The Clients from Hell blog has been cataloguing these types of exchanges since 2009 and came out with a book late last year, offering a humorous form of therapy for the tech community and a rare inside look at the petty and downright insane requests to which they are often subjected.
Cool Hunting tracked down “Vincent,” a web designer in the 18-25 demographic, who is part of the shadowy team of disgruntled designers that have been running the site and recently published a 150-page book.
Cool Hunting: Which anecdotes do you find the most disturbing? Most amusing?
Vincent: The only anecdotes I find truly perturbing, actually, are the ones where the person who’s sent it (the “me” speaker) is jeering and maligning someone for not knowing something they couldn’t have possibly known. That’s not the spirit of jest, y’know. When it comes to poking fun at someone for being technologically ignorant, the tone ought to be spoofy, if not just a bit frustrated. When it comes to the real slimy characters, the ones we hear about who casually employ misogyny and racism as business models, those are the guys that you can really sink your teeth into—they deserve it.
CH: How did the Clients from Hell communities develop?
V: The way most communities develop. We settled around a body of water, or some other lush, food-bearing area and proceeded to erect houses and practice agriculture, until the crop-yield became sufficient enough that we could support guilds and artists, forms of governments, kleptocracies at first and then monarchies and then democracies. Then we abused that democracy and sold our interests to foreign investors and got mixed up in a few wars. 😉
Do you see different patterns in different countries and regions?

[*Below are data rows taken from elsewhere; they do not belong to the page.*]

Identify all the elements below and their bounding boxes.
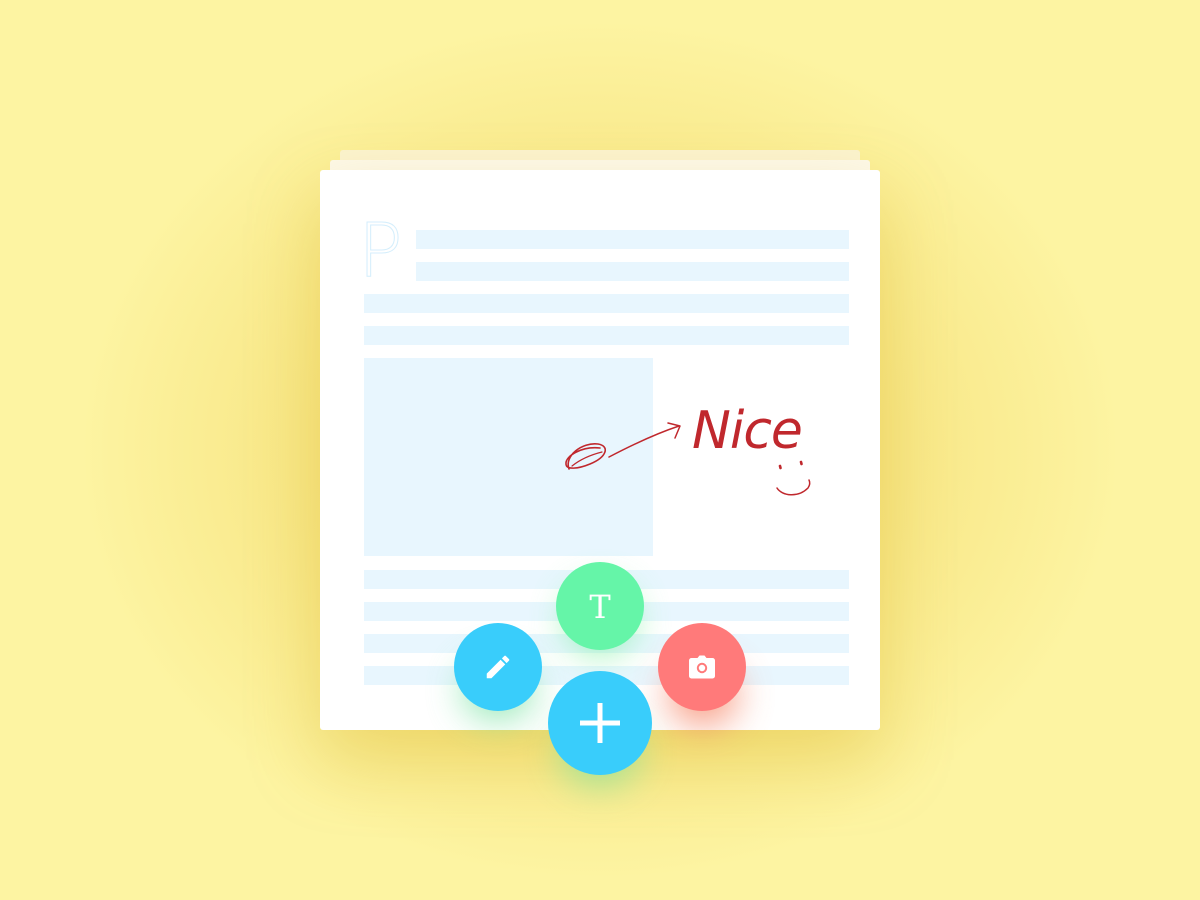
text-line-placeholder bbox=[416, 262, 849, 281]
pencil-icon bbox=[486, 655, 510, 679]
draw-button[interactable] bbox=[454, 623, 542, 711]
add-button[interactable] bbox=[548, 671, 652, 775]
text-icon: T bbox=[589, 588, 611, 626]
drop-cap: P bbox=[358, 208, 404, 294]
image-placeholder bbox=[364, 358, 653, 556]
add-text-button[interactable]: T bbox=[556, 562, 644, 650]
text-line-placeholder bbox=[364, 294, 849, 313]
plus-icon bbox=[580, 703, 620, 743]
camera-icon bbox=[689, 655, 715, 679]
text-line-placeholder bbox=[364, 326, 849, 345]
add-photo-button[interactable] bbox=[658, 623, 746, 711]
annotation-text: Nice bbox=[692, 401, 802, 461]
text-line-placeholder bbox=[416, 230, 849, 249]
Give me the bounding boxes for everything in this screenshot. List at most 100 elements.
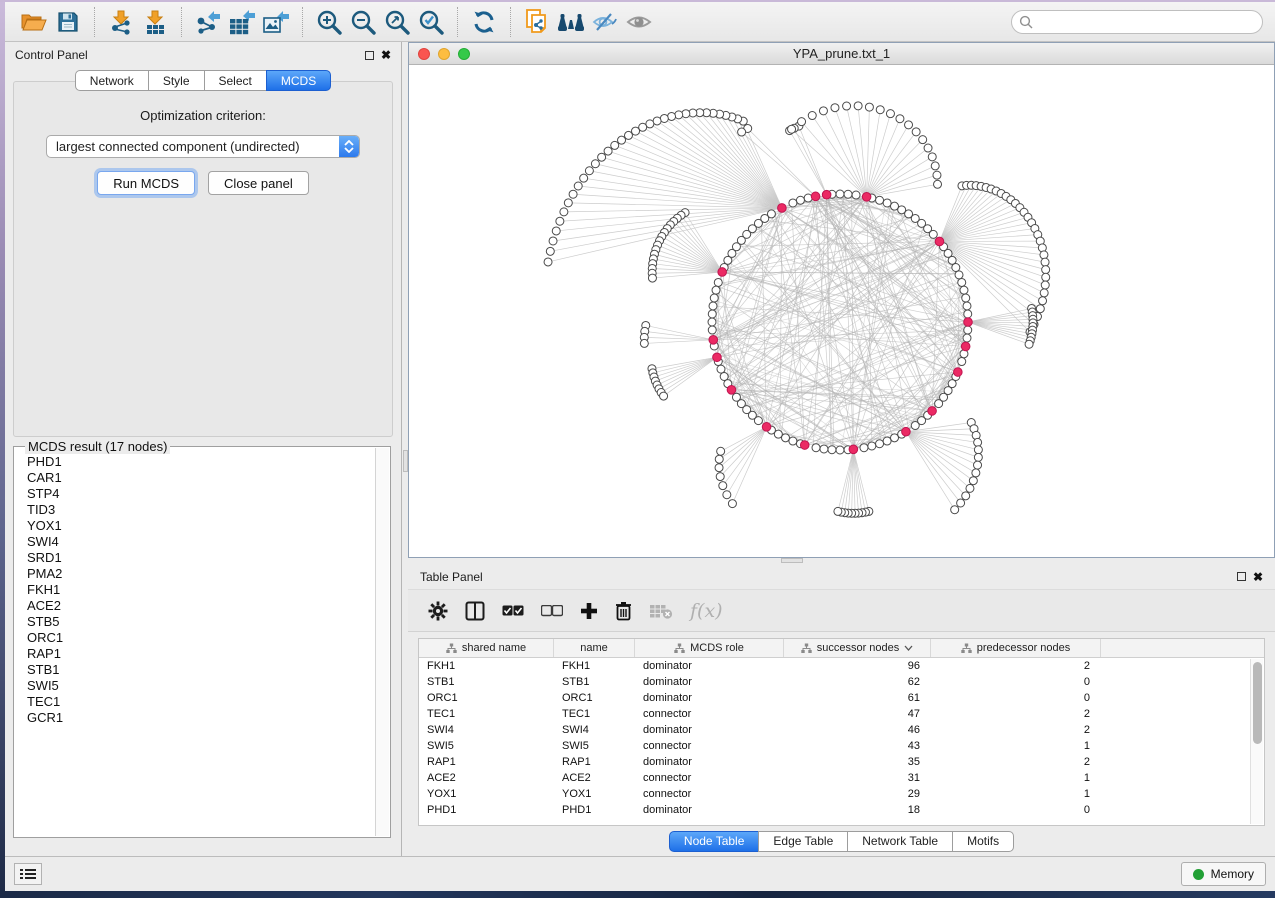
- network-canvas[interactable]: [409, 65, 1274, 557]
- create-column-button[interactable]: [580, 602, 598, 620]
- mcds-result-item[interactable]: FKH1: [27, 582, 375, 598]
- export-table-button[interactable]: [225, 6, 259, 38]
- open-file-button[interactable]: [17, 6, 51, 38]
- memory-button[interactable]: Memory: [1181, 862, 1266, 886]
- tab-network-table[interactable]: Network Table: [847, 831, 953, 852]
- toolbar-separator: [457, 7, 458, 37]
- mcds-result-item[interactable]: SRD1: [27, 550, 375, 566]
- table-row[interactable]: SWI5SWI5connector431: [419, 738, 1264, 754]
- delete-table-button[interactable]: [649, 603, 673, 619]
- network-from-selection-button[interactable]: [520, 6, 554, 38]
- export-image-button[interactable]: [259, 6, 293, 38]
- table-panel-close-button[interactable]: ✖: [1253, 571, 1263, 583]
- apply-layout-button[interactable]: [467, 6, 501, 38]
- tab-motifs[interactable]: Motifs: [952, 831, 1014, 852]
- table-row[interactable]: ACE2ACE2connector311: [419, 770, 1264, 786]
- mcds-result-item[interactable]: YOX1: [27, 518, 375, 534]
- column-header-predecessor-nodes[interactable]: predecessor nodes: [931, 639, 1101, 657]
- mcds-result-scrollbar[interactable]: [375, 448, 389, 836]
- tab-style[interactable]: Style: [148, 70, 205, 91]
- export-network-icon: [194, 9, 222, 35]
- export-network-button[interactable]: [191, 6, 225, 38]
- toolbar-separator: [94, 7, 95, 37]
- hide-selected-button[interactable]: [588, 6, 622, 38]
- export-table-icon: [228, 9, 256, 35]
- columns-icon: [465, 601, 485, 621]
- tab-select[interactable]: Select: [204, 70, 267, 91]
- save-session-button[interactable]: [51, 6, 85, 38]
- criterion-dropdown[interactable]: largest connected component (undirected): [46, 135, 360, 158]
- mcds-result-item[interactable]: SWI4: [27, 534, 375, 550]
- close-panel-button[interactable]: Close panel: [208, 171, 309, 195]
- show-columns-button[interactable]: [465, 601, 485, 621]
- column-header-MCDS-role[interactable]: MCDS role: [635, 639, 784, 657]
- fx-icon: f(x): [690, 600, 723, 622]
- zoom-fit-button[interactable]: [380, 6, 414, 38]
- mcds-result-item[interactable]: ORC1: [27, 630, 375, 646]
- tab-network[interactable]: Network: [75, 70, 149, 91]
- table-row[interactable]: ORC1ORC1dominator610: [419, 690, 1264, 706]
- mcds-result-item[interactable]: SWI5: [27, 678, 375, 694]
- table-row[interactable]: YOX1YOX1connector291: [419, 786, 1264, 802]
- first-neighbors-button[interactable]: [554, 6, 588, 38]
- delete-column-button[interactable]: [615, 601, 632, 621]
- import-table-button[interactable]: [138, 6, 172, 38]
- mcds-result-item[interactable]: STB5: [27, 614, 375, 630]
- table-panel-float-button[interactable]: [1237, 572, 1246, 581]
- tab-node-table[interactable]: Node Table: [669, 831, 760, 852]
- tab-edge-table[interactable]: Edge Table: [758, 831, 848, 852]
- horizontal-splitter[interactable]: [408, 558, 1275, 564]
- control-panel-float-button[interactable]: [365, 51, 374, 60]
- import-network-button[interactable]: [104, 6, 138, 38]
- zoom-out-button[interactable]: [346, 6, 380, 38]
- function-builder-button[interactable]: f(x): [690, 600, 723, 622]
- mcds-result-item[interactable]: PHD1: [27, 454, 375, 470]
- mcds-result-item[interactable]: PMA2: [27, 566, 375, 582]
- mcds-result-item[interactable]: STB1: [27, 662, 375, 678]
- import-table-icon: [142, 9, 168, 35]
- show-all-button[interactable]: [622, 6, 656, 38]
- table-row[interactable]: PHD1PHD1dominator180: [419, 802, 1264, 818]
- vertical-splitter-grip[interactable]: [403, 450, 408, 472]
- mcds-result-item[interactable]: GCR1: [27, 710, 375, 726]
- run-mcds-button[interactable]: Run MCDS: [97, 171, 195, 195]
- unchecked-boxes-icon: [541, 605, 563, 617]
- zoom-selected-button[interactable]: [414, 6, 448, 38]
- column-header-filler: [1101, 639, 1264, 657]
- table-row[interactable]: TEC1TEC1connector472: [419, 706, 1264, 722]
- table-row[interactable]: STB1STB1dominator620: [419, 674, 1264, 690]
- table-row[interactable]: SWI4SWI4dominator462: [419, 722, 1264, 738]
- delete-table-icon: [649, 603, 673, 619]
- table-row[interactable]: FKH1FKH1dominator962: [419, 658, 1264, 674]
- mcds-result-item[interactable]: TID3: [27, 502, 375, 518]
- mcds-result-item[interactable]: STP4: [27, 486, 375, 502]
- select-all-rows-button[interactable]: [502, 605, 524, 617]
- column-header-shared-name[interactable]: shared name: [419, 639, 554, 657]
- mcds-result-group: MCDS result (17 nodes) PHD1CAR1STP4TID3Y…: [13, 446, 391, 838]
- control-panel-close-button[interactable]: ✖: [381, 49, 391, 61]
- table-row[interactable]: RAP1RAP1dominator352: [419, 754, 1264, 770]
- mcds-result-item[interactable]: CAR1: [27, 470, 375, 486]
- network-from-selection-icon: [524, 8, 550, 36]
- vertical-splitter[interactable]: [401, 42, 408, 856]
- deselect-all-rows-button[interactable]: [541, 605, 563, 617]
- search-input[interactable]: [1011, 10, 1263, 34]
- zoom-in-button[interactable]: [312, 6, 346, 38]
- column-header-successor-nodes[interactable]: successor nodes: [784, 639, 931, 657]
- table-settings-button[interactable]: [428, 601, 448, 621]
- zoom-selected-icon: [418, 9, 444, 35]
- toolbar-separator: [181, 7, 182, 37]
- optimization-criterion-label: Optimization criterion:: [14, 108, 392, 123]
- show-panels-button[interactable]: [14, 863, 42, 885]
- column-header-name[interactable]: name: [554, 639, 635, 657]
- horizontal-splitter-grip[interactable]: [781, 558, 803, 563]
- node-table-scrollbar-thumb[interactable]: [1253, 662, 1262, 744]
- tab-mcds[interactable]: MCDS: [266, 70, 331, 91]
- node-table-scrollbar[interactable]: [1250, 659, 1263, 824]
- mcds-result-item[interactable]: RAP1: [27, 646, 375, 662]
- control-panel-titlebar: Control Panel ✖: [5, 42, 401, 68]
- mcds-result-item[interactable]: ACE2: [27, 598, 375, 614]
- mcds-tab-content: Optimization criterion: largest connecte…: [13, 81, 393, 437]
- network-view-frame: YPA_prune.txt_1: [408, 42, 1275, 558]
- mcds-result-item[interactable]: TEC1: [27, 694, 375, 710]
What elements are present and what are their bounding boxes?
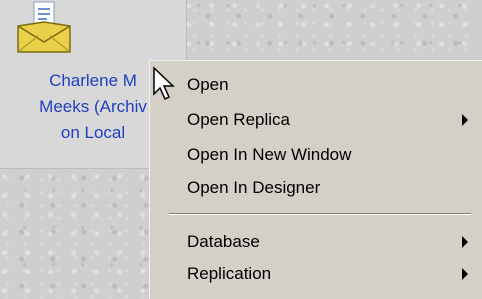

It’s mostly American, Canadian and English submissions, I think, with some Aussies peppered in. I always love getting submissions from people whose first language is clearly NOT English. Their delivery and word choice is incredibly awkward, but you can tell that they find what they’re saying really funny!
What kind of submissions are unpublishable and can you describe why?
Ha ha, well the aforementioned submissions where the English is horrid but the emphasis is still punchy (e.g. “And then he ask me make Sunday work for only same prices!!!”) are generally unpublishable. And we get a surprising amount of submissions where someone has clearly read one of our earlier posts and has a very similar story, so they send that. We can’t publish the same joke twice, though, I feel like telling them.
As a design professional, is the relationship getting better, worse, or does it remain the same?
I’d imagine that as the generation that grew up alongside computers begins to grow up and take over companies, that the client/designer dynamic will be less of a comedy of misunderstandings.
What effect—if any—do you think the CFH phenomenon has had on your profession?
Very little. The people that ought to be learning from it aren’t, unfortunately, the ones reading it.
How long do you reckon the CFH site will continue? Is their a clear goal aside from making a mint?
As long as there are fresh injustices or some fresh ignorance at which we can laugh or roll our eyes, there will be a CFH. If, one day, all the client relationships everywhere magically become harmonious and right, then we’ll retire it.